If you need to incorporate water tanks into your garden but also need some retaining walls, there’s a system (called Landscape Tanks) that integrates the two, each tank storing 2000–3000 litres, with a planter bed over the top. This system demonstrates the variety of choice available and why it pays to properly research your retaining wall options before making a final decision

Practical Matters
Solid Foundations: Retaining walls must be built on structurally sound foundations, which means a compacted sub-base material.
Building Materials: The material you choose must suit the purpose and site, not just be aesthetically pleasing. Choices ranges from precast concrete walling systems to treated timber.
Good Drainage: A retaining wall will fail without effective drainage. Water must be able to drain down and away from the back of the wall.
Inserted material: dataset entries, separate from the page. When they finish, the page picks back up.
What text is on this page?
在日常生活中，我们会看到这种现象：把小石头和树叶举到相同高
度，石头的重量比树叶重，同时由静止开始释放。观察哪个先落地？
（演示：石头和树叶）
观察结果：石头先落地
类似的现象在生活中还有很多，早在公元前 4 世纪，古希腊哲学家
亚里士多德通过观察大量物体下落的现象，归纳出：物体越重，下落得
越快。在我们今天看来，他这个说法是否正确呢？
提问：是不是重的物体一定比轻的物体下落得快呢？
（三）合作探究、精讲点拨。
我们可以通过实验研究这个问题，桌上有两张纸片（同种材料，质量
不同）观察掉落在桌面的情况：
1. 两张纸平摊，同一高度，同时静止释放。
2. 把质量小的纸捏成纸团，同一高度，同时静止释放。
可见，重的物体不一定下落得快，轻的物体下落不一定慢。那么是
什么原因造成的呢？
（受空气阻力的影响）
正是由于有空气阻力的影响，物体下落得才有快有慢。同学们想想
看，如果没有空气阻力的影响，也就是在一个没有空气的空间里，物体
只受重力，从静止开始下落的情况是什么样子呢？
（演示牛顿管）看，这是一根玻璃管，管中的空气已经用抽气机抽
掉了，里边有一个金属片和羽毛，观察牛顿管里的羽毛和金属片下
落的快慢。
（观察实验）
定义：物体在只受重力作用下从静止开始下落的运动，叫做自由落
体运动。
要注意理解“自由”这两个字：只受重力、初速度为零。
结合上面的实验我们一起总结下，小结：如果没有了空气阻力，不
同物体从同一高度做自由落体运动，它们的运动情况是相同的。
Complex structures: An experienced engineer will be needed for complex structural walls and some councils require that walls over a certain height be designed by an engineer.

Creative Thinking
Just for Show: You don’t have to have a sloping garden to make use of retaining walls. You can introduce smaller retaining walls into a garden design to provide structure, define garden zones or add interest and dimension. Low retaining walls around a raised garden bed can double as seating.
Add Some Plants: Once your walls are constructed the final thing you need to consider is the planting. Flowing spill-over plants can soften the appearance of higher walls and add additional texture and colour. Trees and shrubs with invasive roots, however, should be kept well away.